In a resting neuron, potassium ions play a significant role in maintaining the resting potential. Potassium ions (K+) are primarily found inside the cell. This creates what's called a concentration gradient between the inside and outside of the neuron. To put it simply, there are more potassium ions on the inside than on the outside. However, the cell membrane has potassium channels that allow a small amount of these ions to move out of the cell. This movement is one part of what maintains the electrical gradient in the cell at rest.

The electrical gradient in a resting neuron indicates that the inside of the cell is more negative compared to the outside. Imagine this like a tiny battery, where one side is negative and the other is positive. The difference in charge across the cell membrane is known as the resting membrane potential, typically sitting around -70 millivolts (mV).
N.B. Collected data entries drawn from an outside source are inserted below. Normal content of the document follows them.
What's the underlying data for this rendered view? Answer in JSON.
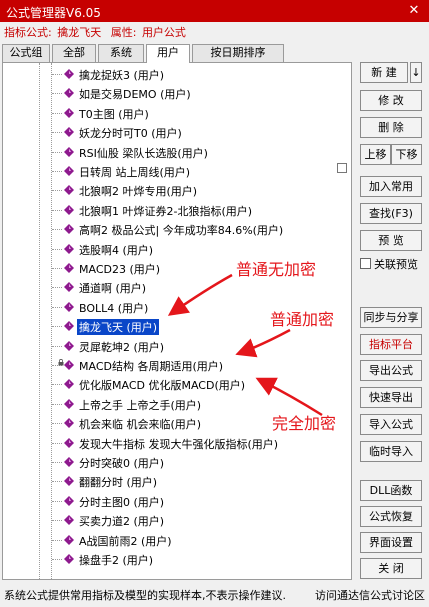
{
  "window": {
    "title": "公式管理器V6.05",
    "close_glyph": "✕"
  },
  "subtitle": {
    "indicator_label": "指标公式:",
    "indicator_name": "擒龙飞天",
    "attr_label": "属性:",
    "attr_value": "用户公式"
  },
  "tabs": [
    {
      "label": "公式组"
    },
    {
      "label": "全部"
    },
    {
      "label": "系统"
    },
    {
      "label": "用户"
    },
    {
      "label": "按日期排序"
    }
  ],
  "tree_items": [
    {
      "label": "擒龙捉妖3 (用户)",
      "icon": "gem-icon"
    },
    {
      "label": "如是交易DEMO (用户)",
      "icon": "gem-icon"
    },
    {
      "label": "T0主图 (用户)",
      "icon": "gem-icon"
    },
    {
      "label": "妖龙分时可T0 (用户)",
      "icon": "gem-icon"
    },
    {
      "label": "RSI仙股 梁队长选股(用户)",
      "icon": "gem-icon"
    },
    {
      "label": "日转周 站上周线(用户)",
      "icon": "gem-icon"
    },
    {
      "label": "北狼啊2 叶烨专用(用户)",
      "icon": "gem-icon"
    },
    {
      "label": "北狼啊1 叶烨证券2-北狼指标(用户)",
      "icon": "gem-icon"
    },
    {
      "label": "高啊2 极品公式| 今年成功率84.6%(用户)",
      "icon": "gem-icon"
    },
    {
      "label": "选股啊4 (用户)",
      "icon": "gem-icon"
    },
    {
      "label": "MACD23 (用户)",
      "icon": "gem-icon"
    },
    {
      "label": "通道啊 (用户)",
      "icon": "gem-icon"
    },
    {
      "label": "BOLL4 (用户)",
      "icon": "gem-icon"
    },
    {
      "label": "擒龙飞天 (用户)",
      "icon": "gem-icon",
      "selected": true
    },
    {
      "label": "灵犀乾坤2 (用户)",
      "icon": "gem-icon"
    },
    {
      "label": "MACD结构 各周期适用(用户)",
      "icon": "gem-icon",
      "locked": true
    },
    {
      "label": "优化版MACD 优化版MACD(用户)",
      "icon": "gem-icon"
    },
    {
      "label": "上帝之手 上帝之手(用户)",
      "icon": "gem-icon"
    },
    {
      "label": "机会来临 机会来临(用户)",
      "icon": "gem-icon"
    },
    {
      "label": "发现大牛指标 发现大牛强化版指标(用户)",
      "icon": "gem-icon"
    },
    {
      "label": "分时突破0 (用户)",
      "icon": "gem-icon"
    },
    {
      "label": "翻翻分时 (用户)",
      "icon": "gem-icon"
    },
    {
      "label": "分时主图0 (用户)",
      "icon": "gem-icon"
    },
    {
      "label": "买卖力道2 (用户)",
      "icon": "gem-icon"
    },
    {
      "label": "A战国前雨2 (用户)",
      "icon": "gem-icon"
    },
    {
      "label": "操盘手2 (用户)",
      "icon": "gem-icon"
    }
  ],
  "buttons": {
    "new": "新 建",
    "new_arrow": "↓",
    "modify": "修 改",
    "delete": "删 除",
    "move_up": "上移",
    "move_down": "下移",
    "add_common": "加入常用",
    "find": "查找(F3)",
    "preview": "预 览",
    "sync_share": "同步与分享",
    "indicator_platform": "指标平台",
    "export": "导出公式",
    "quick_export": "快速导出",
    "import": "导入公式",
    "temp_import": "临时导入",
    "dll": "DLL函数",
    "restore": "公式恢复",
    "ui_settings": "界面设置",
    "close": "关 闭"
  },
  "checkbox": {
    "close_preview_label": "关联预览",
    "checked": false
  },
  "status": {
    "left": "系统公式提供常用指标及模型的实现样本,不表示操作建议.",
    "right": "访问通达信公式讨论区"
  },
  "annotations": {
    "normal_no_encrypt": "普通无加密",
    "normal_encrypt": "普通加密",
    "full_encrypt": "完全加密"
  },
  "colors": {
    "titlebar": "#c60000",
    "selection": "#0a46c8",
    "annotation": "#e4161b",
    "accent_text": "#c60000",
    "gem": "#8e1a8e"
  }
}
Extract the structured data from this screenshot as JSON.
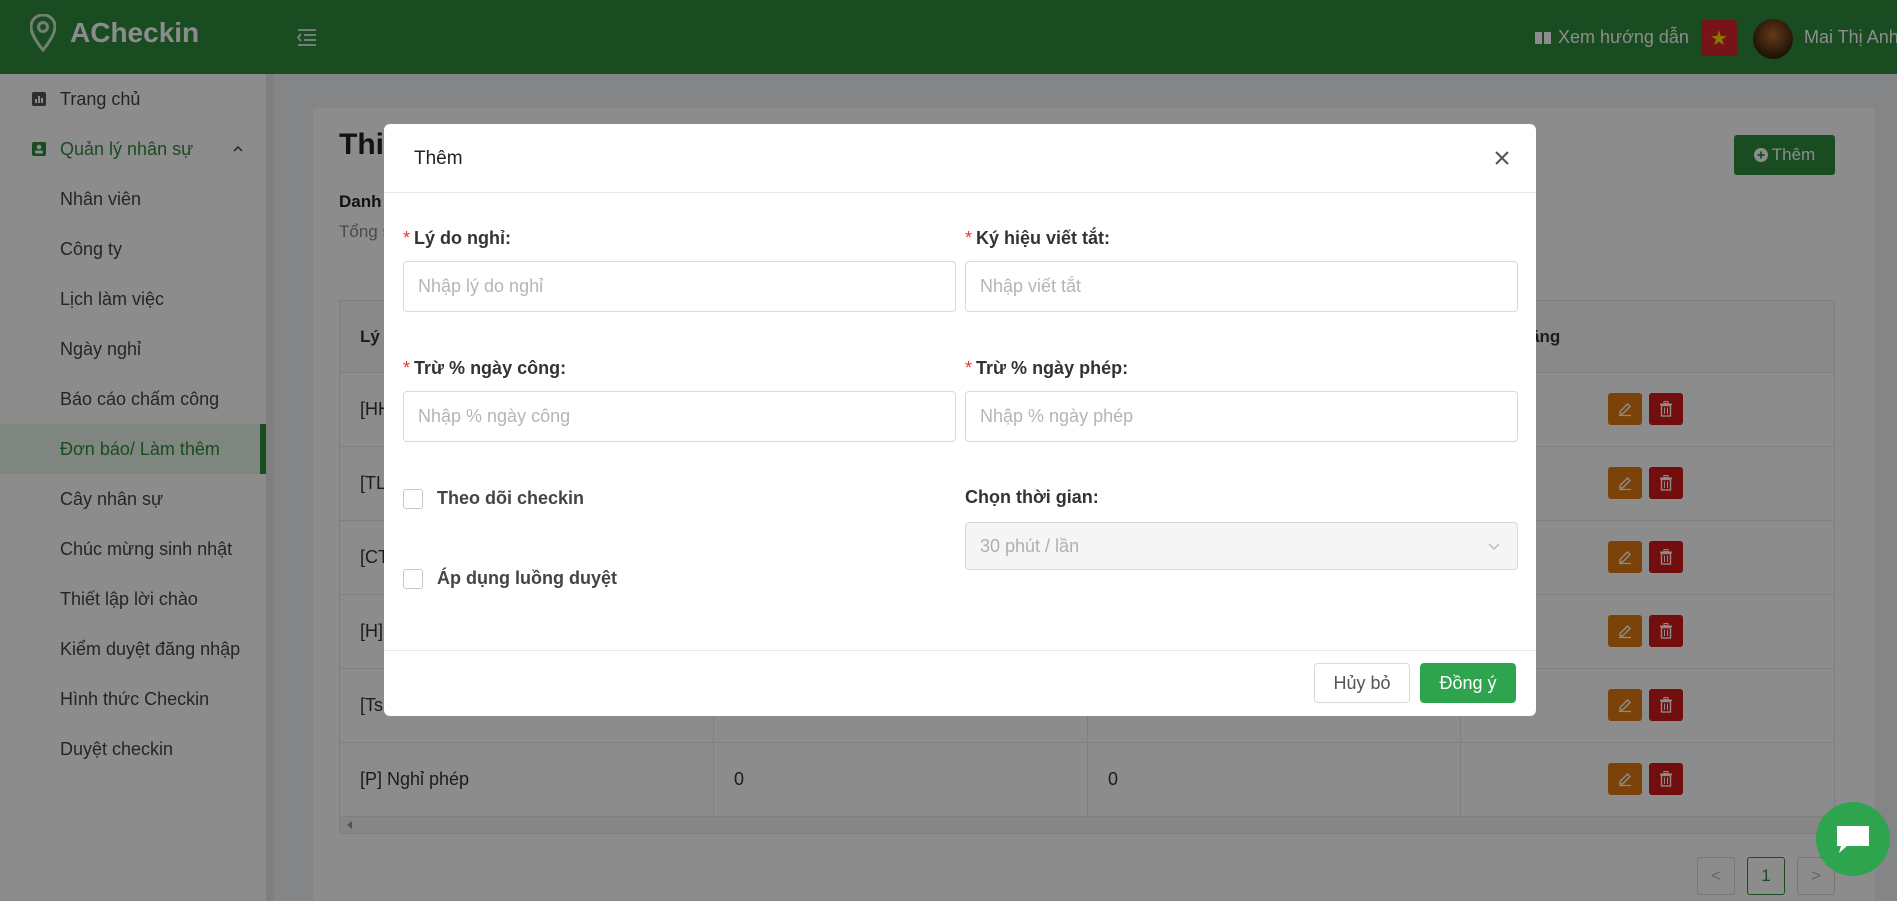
{
  "header": {
    "app_name": "ACheckin",
    "guide_label": "Xem hướng dẫn",
    "user_name": "Mai Thị Anh",
    "flag_glyph": "★"
  },
  "sidebar": {
    "items": [
      {
        "label": "Trang chủ",
        "icon": "chart-icon"
      },
      {
        "label": "Quản lý nhân sự",
        "icon": "user-card-icon"
      },
      {
        "label": "Nhân viên"
      },
      {
        "label": "Công ty"
      },
      {
        "label": "Lịch làm việc"
      },
      {
        "label": "Ngày nghỉ"
      },
      {
        "label": "Báo cáo chấm công"
      },
      {
        "label": "Đơn báo/ Làm thêm"
      },
      {
        "label": "Cây nhân sự"
      },
      {
        "label": "Chúc mừng sinh nhật"
      },
      {
        "label": "Thiết lập lời chào"
      },
      {
        "label": "Kiểm duyệt đăng nhập"
      },
      {
        "label": "Hình thức Checkin"
      },
      {
        "label": "Duyệt checkin"
      }
    ],
    "active_index": 7
  },
  "page": {
    "title": "Thi",
    "subtitle": "Danh",
    "count_text": "Tổng s",
    "add_button": "Thêm",
    "columns": [
      "Lý",
      "",
      "",
      "ăng"
    ],
    "rows": [
      {
        "c1": "[HH",
        "c2": "",
        "c3": ""
      },
      {
        "c1": "[TL",
        "c2": "",
        "c3": ""
      },
      {
        "c1": "[CT",
        "c2": "",
        "c3": ""
      },
      {
        "c1": "[H]",
        "c2": "",
        "c3": ""
      },
      {
        "c1": "[Ts",
        "c2": "",
        "c3": ""
      },
      {
        "c1": "[P] Nghỉ phép",
        "c2": "0",
        "c3": "0"
      }
    ],
    "pagination": {
      "prev": "<",
      "current": "1",
      "next": ">"
    }
  },
  "modal": {
    "title": "Thêm",
    "close": "X",
    "fields": {
      "reason": {
        "label": "Lý do nghỉ:",
        "placeholder": "Nhập lý do nghỉ",
        "value": ""
      },
      "abbr": {
        "label": "Ký hiệu viết tắt:",
        "placeholder": "Nhập viết tắt",
        "value": ""
      },
      "workday": {
        "label": "Trừ % ngày công:",
        "placeholder": "Nhập % ngày công",
        "value": ""
      },
      "leave": {
        "label": "Trừ % ngày phép:",
        "placeholder": "Nhập % ngày phép",
        "value": ""
      }
    },
    "track_checkin": {
      "label": "Theo dõi checkin",
      "checked": false
    },
    "apply_flow": {
      "label": "Áp dụng luồng duyệt",
      "checked": false
    },
    "time_select": {
      "label": "Chọn thời gian:",
      "value": "30 phút / lần"
    },
    "cancel_button": "Hủy bỏ",
    "ok_button": "Đồng ý"
  },
  "colors": {
    "brand_green": "#2e8b3c",
    "ok_green": "#2ea44f",
    "edit_orange": "#e07b12",
    "delete_red": "#d11a1a",
    "required_red": "#e53935"
  }
}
This negative charge inside the neuron is mainly due to negatively charged proteins and other molecules that cannot cross the membrane, along with the movement of potassium ions.

Sodium ions (Na+) are also crucial but behave differently from potassium ions. In resting neurons, sodium ions are concentrated outside the cell. This is the opposite of potassium, where most are inside. The neuron keeps sodium ions out by using sodium-potassium pumps, which move three sodium ions out for every two potassium ions they bring in. This pump relies on energy to work properly. Keeping sodium ions outside and potassium ions inside maintains the correct balance necessary for the neuron to function.

Action potentials are the electrical signals neurons use to communicate. But these do not occur when the neuron is resting. For an action potential to happen, the neuron must be stimulated to a certain level known as the threshold. When this happens, sodium channels open rapidly, allowing sodium ions to rush into the cell. This sudden influx of sodium ions changes the electrical charge inside the neuron from negative to positive, generating an action potential. Once the signal has passed, the cell quickly works to restore its resting potential by moving sodium out and potassium back in.